Our group on the ‘Focolare Trail’ travelling from Trent through Florence to Rome last month had just enjoyed
lunch on the rooftop balcony of St Andrew’s Scots Church. Now we were hearing about various urban ministries at work in the city other than the Focolare Movement, the main focus of our trip.
Andrea Riccardi was still a teenager when he and his student friends resolved in 1968 to follow the radical example of the Acts of the Apostles and of Francis of Assisi to put the Gospel into practice. Based out of a Roman Catholic church called Sant’Egidio (St Giles), the students began visiting slums on the outskirts of Rome to hold an afternoon school for drop-out children, called Scuola Popolare (People’s School).
These efforts grew into a global movement, now known as the Community of Sant’Egidio. It has since spread to four continents and seventy countries. Until recently I had never heard of this work, yet with 50,000 members and many more volunteers, it has to be one of the biggest such ministries in the world. The leadership of this ‘missionary brotherhood’ is totally lay, with no clergy involved as leaders.

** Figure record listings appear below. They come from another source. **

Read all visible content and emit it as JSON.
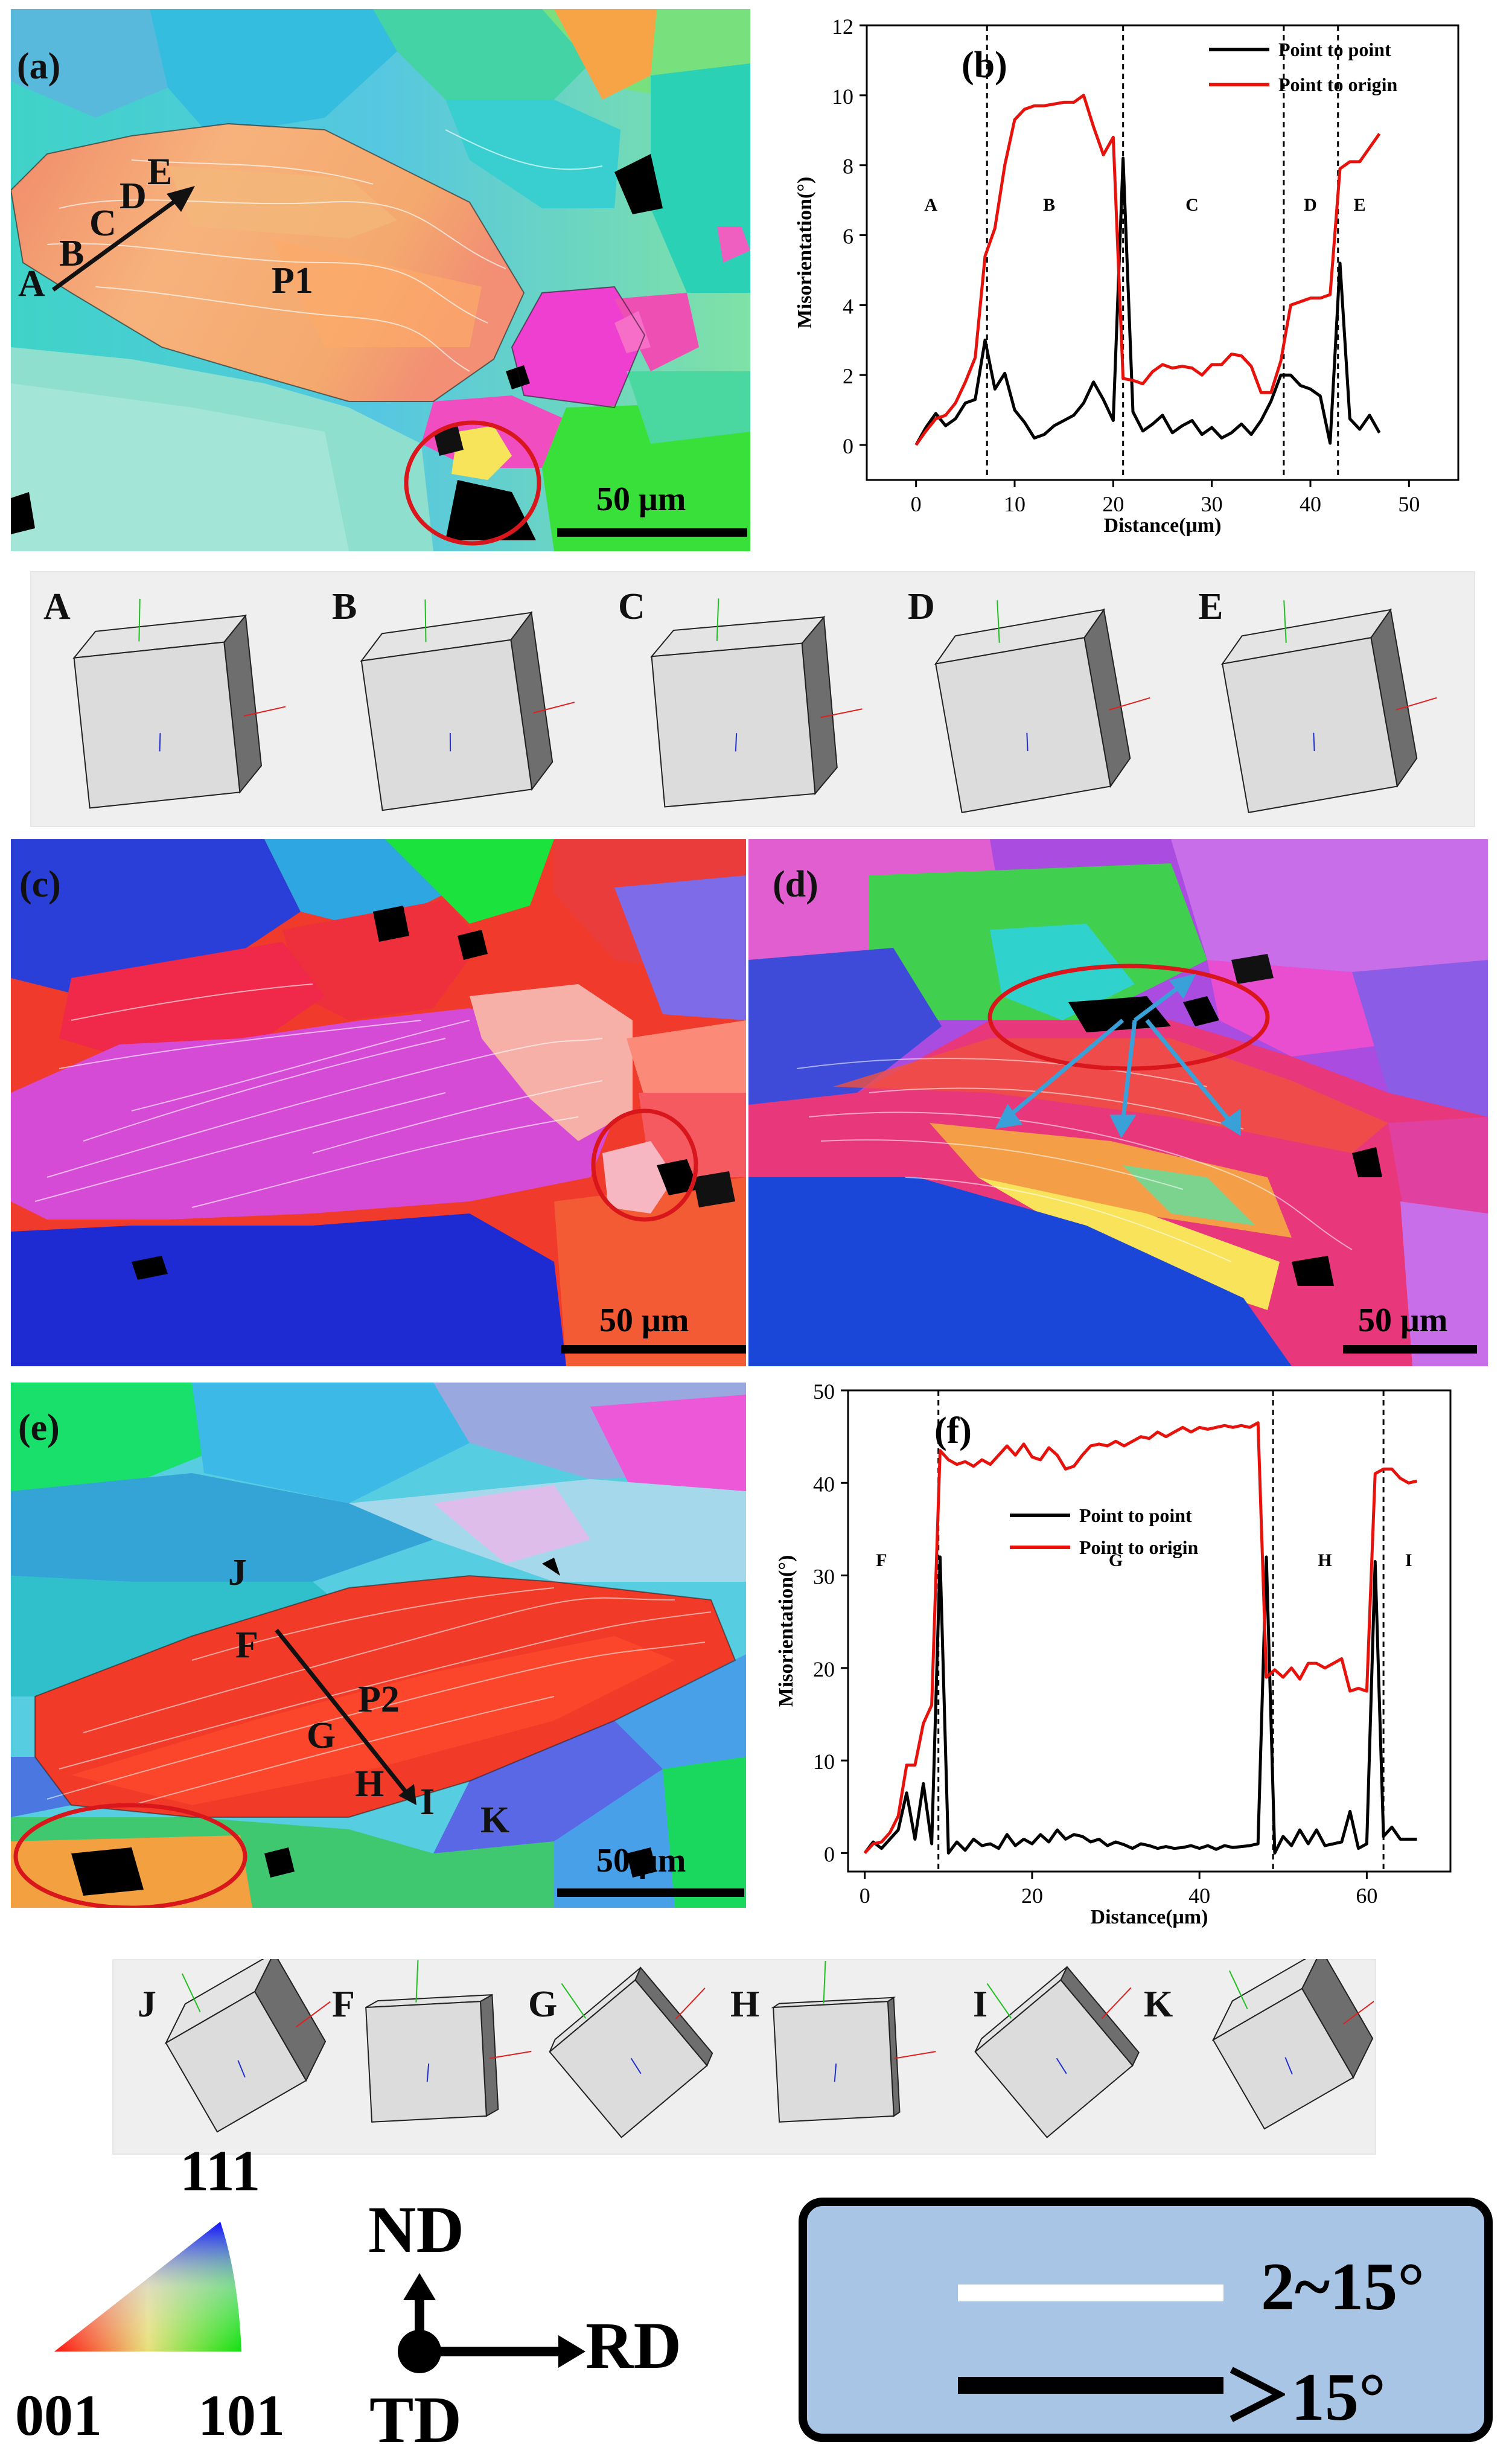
{
  "panels": {
    "a": {
      "label": "(a)",
      "points": [
        "A",
        "B",
        "C",
        "D",
        "E"
      ],
      "grain": "P1",
      "scale": "50 μm"
    },
    "b": {
      "label": "(b)"
    },
    "c": {
      "label": "(c)",
      "scale": "50 μm"
    },
    "d": {
      "label": "(d)",
      "scale": "50 μm"
    },
    "e": {
      "label": "(e)",
      "points": [
        "J",
        "F",
        "G",
        "H",
        "I",
        "K"
      ],
      "grain": "P2",
      "scale": "50 μm"
    },
    "f": {
      "label": "(f)"
    }
  },
  "cube_rows": {
    "top": [
      "A",
      "B",
      "C",
      "D",
      "E"
    ],
    "bottom": [
      "J",
      "F",
      "G",
      "H",
      "I",
      "K"
    ]
  },
  "colors": {
    "point_to_point": "#000000",
    "point_to_origin": "#e8120c",
    "legend_bg": "#a9c5e6",
    "circle": "#d9161c",
    "arrow_cyan": "#3aa0d8"
  },
  "chart_data": [
    {
      "type": "line",
      "panel": "(b)",
      "xlabel": "Distance(μm)",
      "ylabel": "Misorientation(°)",
      "xlim": [
        -5,
        55
      ],
      "ylim": [
        -1,
        12
      ],
      "xticks": [
        0,
        10,
        20,
        30,
        40,
        50
      ],
      "yticks": [
        0,
        2,
        4,
        6,
        8,
        10,
        12
      ],
      "legend": "top-right",
      "boundaries": [
        7.2,
        21,
        37.3,
        42.8
      ],
      "region_labels": [
        {
          "text": "A",
          "x": 1.5
        },
        {
          "text": "B",
          "x": 13.5
        },
        {
          "text": "C",
          "x": 28
        },
        {
          "text": "D",
          "x": 40
        },
        {
          "text": "E",
          "x": 45
        }
      ],
      "region_label_y": 6.7,
      "series": [
        {
          "name": "Point to point",
          "color": "#000000",
          "x": [
            0,
            1,
            2,
            3,
            4,
            5,
            6,
            7,
            8,
            9,
            10,
            11,
            12,
            13,
            14,
            15,
            16,
            17,
            18,
            19,
            20,
            21,
            22,
            23,
            24,
            25,
            26,
            27,
            28,
            29,
            30,
            31,
            32,
            33,
            34,
            35,
            36,
            37,
            38,
            39,
            40,
            41,
            42,
            43,
            44,
            45,
            46,
            47
          ],
          "y": [
            0,
            0.5,
            0.9,
            0.55,
            0.75,
            1.2,
            1.3,
            3.0,
            1.6,
            2.05,
            1.0,
            0.65,
            0.2,
            0.3,
            0.55,
            0.7,
            0.85,
            1.2,
            1.8,
            1.3,
            0.7,
            8.2,
            0.95,
            0.4,
            0.6,
            0.85,
            0.35,
            0.55,
            0.7,
            0.3,
            0.5,
            0.2,
            0.35,
            0.6,
            0.3,
            0.7,
            1.25,
            2.0,
            2.0,
            1.7,
            1.6,
            1.4,
            0.05,
            5.2,
            0.75,
            0.45,
            0.85,
            0.35
          ]
        },
        {
          "name": "Point to origin",
          "color": "#e8120c",
          "x": [
            0,
            1,
            2,
            3,
            4,
            5,
            6,
            7,
            8,
            9,
            10,
            11,
            12,
            13,
            14,
            15,
            16,
            17,
            18,
            19,
            20,
            21,
            22,
            23,
            24,
            25,
            26,
            27,
            28,
            29,
            30,
            31,
            32,
            33,
            34,
            35,
            36,
            37,
            38,
            39,
            40,
            41,
            42,
            43,
            44,
            45,
            46,
            47
          ],
          "y": [
            0,
            0.4,
            0.75,
            0.85,
            1.2,
            1.8,
            2.5,
            5.4,
            6.2,
            8.0,
            9.3,
            9.6,
            9.7,
            9.7,
            9.75,
            9.8,
            9.8,
            10.0,
            9.1,
            8.3,
            8.8,
            1.9,
            1.85,
            1.75,
            2.1,
            2.3,
            2.2,
            2.25,
            2.2,
            2.0,
            2.3,
            2.3,
            2.6,
            2.55,
            2.25,
            1.5,
            1.5,
            2.4,
            4.0,
            4.1,
            4.2,
            4.2,
            4.3,
            7.9,
            8.1,
            8.1,
            8.5,
            8.9
          ]
        }
      ]
    },
    {
      "type": "line",
      "panel": "(f)",
      "xlabel": "Distance(μm)",
      "ylabel": "Misorientation(°)",
      "xlim": [
        -2,
        70
      ],
      "ylim": [
        -2,
        50
      ],
      "xticks": [
        0,
        20,
        40,
        60
      ],
      "yticks": [
        0,
        10,
        20,
        30,
        40,
        50
      ],
      "legend": "upper-center",
      "boundaries": [
        8.8,
        48.8,
        62
      ],
      "region_labels": [
        {
          "text": "F",
          "x": 2
        },
        {
          "text": "G",
          "x": 30
        },
        {
          "text": "H",
          "x": 55
        },
        {
          "text": "I",
          "x": 65
        }
      ],
      "region_label_y": 31,
      "series": [
        {
          "name": "Point to point",
          "color": "#000000",
          "x": [
            0,
            1,
            2,
            3,
            4,
            5,
            6,
            7,
            8,
            9,
            10,
            11,
            12,
            13,
            14,
            15,
            16,
            17,
            18,
            19,
            20,
            21,
            22,
            23,
            24,
            25,
            26,
            27,
            28,
            29,
            30,
            31,
            32,
            33,
            34,
            35,
            36,
            37,
            38,
            39,
            40,
            41,
            42,
            43,
            44,
            45,
            46,
            47,
            48,
            49,
            50,
            51,
            52,
            53,
            54,
            55,
            56,
            57,
            58,
            59,
            60,
            61,
            62,
            63,
            64,
            65,
            66
          ],
          "y": [
            0,
            1.2,
            0.5,
            1.5,
            2.5,
            6.5,
            1.5,
            7.5,
            1.0,
            32.0,
            0,
            1.2,
            0.3,
            1.5,
            0.8,
            1.0,
            0.5,
            2.0,
            0.8,
            1.5,
            1.0,
            2.0,
            1.2,
            2.5,
            1.5,
            2.0,
            1.8,
            1.2,
            1.5,
            0.8,
            1.2,
            0.9,
            0.5,
            1.0,
            0.8,
            0.5,
            0.7,
            0.5,
            0.6,
            0.8,
            0.5,
            0.8,
            0.4,
            0.8,
            0.6,
            0.7,
            0.8,
            1.0,
            32.0,
            0,
            1.8,
            0.8,
            2.5,
            1.0,
            2.5,
            0.8,
            1.0,
            1.2,
            4.5,
            0.5,
            1.0,
            31.5,
            1.8,
            2.8,
            1.5,
            1.5,
            1.5
          ]
        },
        {
          "name": "Point to origin",
          "color": "#e8120c",
          "x": [
            0,
            1,
            2,
            3,
            4,
            5,
            6,
            7,
            8,
            9,
            10,
            11,
            12,
            13,
            14,
            15,
            16,
            17,
            18,
            19,
            20,
            21,
            22,
            23,
            24,
            25,
            26,
            27,
            28,
            29,
            30,
            31,
            32,
            33,
            34,
            35,
            36,
            37,
            38,
            39,
            40,
            41,
            42,
            43,
            44,
            45,
            46,
            47,
            48,
            49,
            50,
            51,
            52,
            53,
            54,
            55,
            56,
            57,
            58,
            59,
            60,
            61,
            62,
            63,
            64,
            65,
            66
          ],
          "y": [
            0,
            1.0,
            1.2,
            2.2,
            4.0,
            9.5,
            9.5,
            14.0,
            16.0,
            43.5,
            42.5,
            42.0,
            42.3,
            41.8,
            42.5,
            42.0,
            43.0,
            44.0,
            43.0,
            44.2,
            42.8,
            42.5,
            43.8,
            43.0,
            41.5,
            41.8,
            43.0,
            44.0,
            44.2,
            44.0,
            44.5,
            44.0,
            44.5,
            45.0,
            44.8,
            45.5,
            45.0,
            45.5,
            46.0,
            45.5,
            46.0,
            45.8,
            46.0,
            46.2,
            46.0,
            46.2,
            46.0,
            46.5,
            19.0,
            19.8,
            19.0,
            20.0,
            18.8,
            20.5,
            20.5,
            20.0,
            20.5,
            21.0,
            17.5,
            17.8,
            17.5,
            41.0,
            41.5,
            41.5,
            40.5,
            40.0,
            40.2
          ]
        }
      ]
    }
  ],
  "ipf_legend": {
    "top": "111",
    "left": "001",
    "right": "101"
  },
  "axes_legend": {
    "vertical": "ND",
    "horizontal": "RD",
    "origin": "TD"
  },
  "boundary_legend": {
    "thin": "2~15°",
    "thick": "＞15°"
  }
}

While in Rome, we were guests of the Community firstly at a well-attended mid-week prayer meeting in a large historic basilica, and then at a late dinner in a secluded Roman garden. We learned that the first ‘work’ of the Community was prayer. The call to conversion to live as disciples of Jesus meant exchanging the self-centred life to become instruments of love for others, particularly the poor; a disciple followed Jesus rather than oneself. In imitation of the early church, Community lifestyle began with prayer and gathering around the Word of God, as in Acts 2:42-‘They devoted themselves to the apostles’ teaching and to the fellowship, to the breaking of bread and to prayer.’ Such a lifestyle was expected of all Community members, both personally and corporately.
The second pillar of the Community was evangelism. For the Community of Sant’Egidio, being disciples and living and sharing the Gospel were synonymous. Sharing the Gospel was an experience of joy and celebration, as when the disciples returned to Jesus in Luke 10:17 full of joy at having seen the devils submitting to the name of Jesus.

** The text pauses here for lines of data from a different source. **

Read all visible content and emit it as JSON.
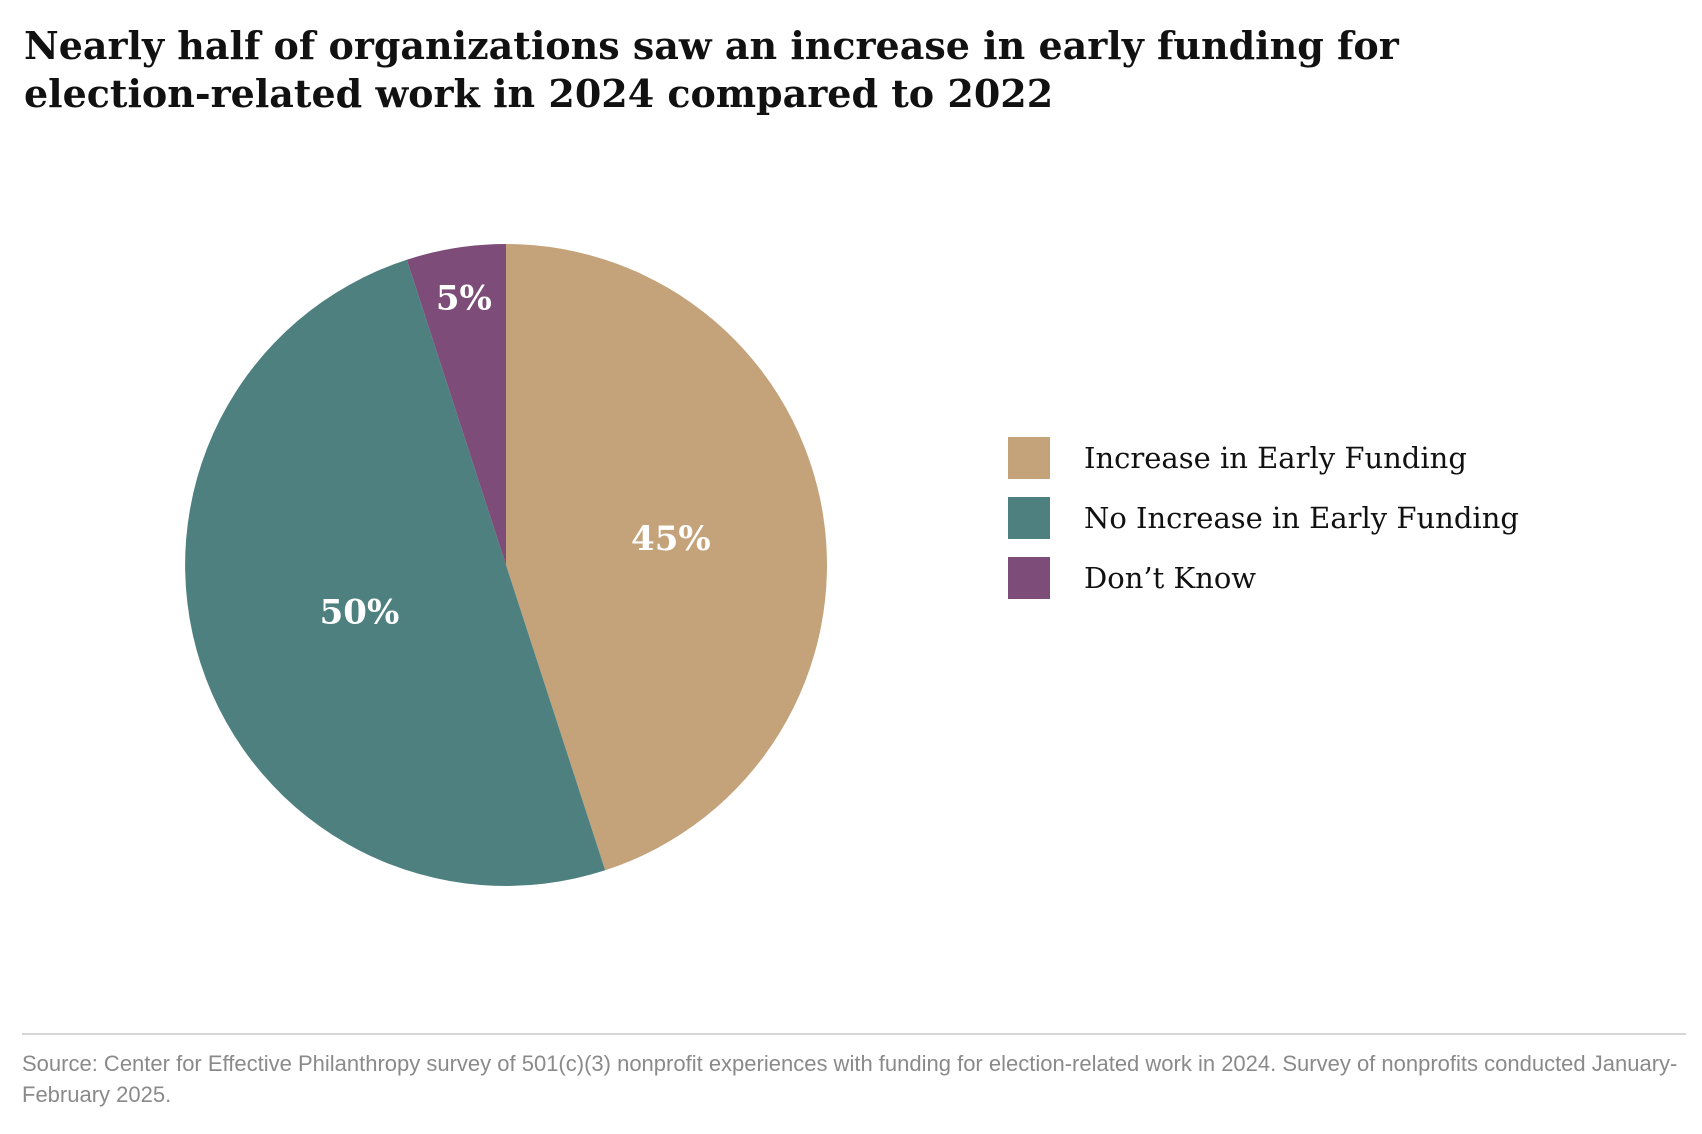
{
  "title": "Nearly half of organizations saw an increase in early funding for election-related work in 2024 compared to 2022",
  "source": "Source: Center for Effective Philanthropy survey of 501(c)(3) nonprofit experiences with funding for election-related work in 2024. Survey of nonprofits conducted January-February 2025.",
  "chart_data": {
    "type": "pie",
    "title": "Nearly half of organizations saw an increase in early funding for election-related work in 2024 compared to 2022",
    "legend_position": "right",
    "slices": [
      {
        "label": "Increase in Early Funding",
        "value": 45,
        "display": "45%",
        "color": "#c4a27a"
      },
      {
        "label": "No Increase in Early Funding",
        "value": 50,
        "display": "50%",
        "color": "#4e8080"
      },
      {
        "label": "Don’t Know",
        "value": 5,
        "display": "5%",
        "color": "#7e4c78"
      }
    ]
  }
}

The third ‘work’ of Sant’Egidio, lived out as a daily commitment, was service to the poor. The student founders believed they could not live the Gospel far from the poor – not simply as recipients of aid but as friends. Starting with the ‘Cinodromo’ shacks along the Tiber river, they began building friendships with disadvantaged children and offering extra classes. The Scuola Popolare spread to other cities. Living out Matthew 25, the students broadened their ministry to include friendship and help to the physically and mentally disabled, the homeless, immigrants, the terminally ill, prisoners, gypsies and refugees. Now some 8000 were involved in Rome alone regularly ministering the Gospel in word and deed to the urban poor, and 15,000 throughout Italy.
In radical imitation of Christ, Sant’Egidians identified with ‘the least’ in society as brothers and sisters in communities across the globe from Rome to San Salvador, from Belgium to Cameroon, from Indonesia to the Ukraine. Identification with the poor in war zones has led to peacemaking and reconciliation efforts, as well as humanitarian aid projects in Mozambique, Guatemala and the Balkans. Belief in the ‘weak power’ of prayer and the transforming power of non-violence and persuasion stemmed from the attitudes Jesus himself lived out to the end.
The Community saw Ecumenical and interfaith dialogue as a key to defusing confrontation in the clash of cultures. Community members have also campaigned for a moratorium on capital executions, against anti-personnel mines and to end slavery where it still exists.
Like the Scots pastor, I had gained a deep respect for the radical discipleship of the Sant’Egidians during my short stay in Rome. I left the city pondering the smallness of my world that I had known little about this movement before.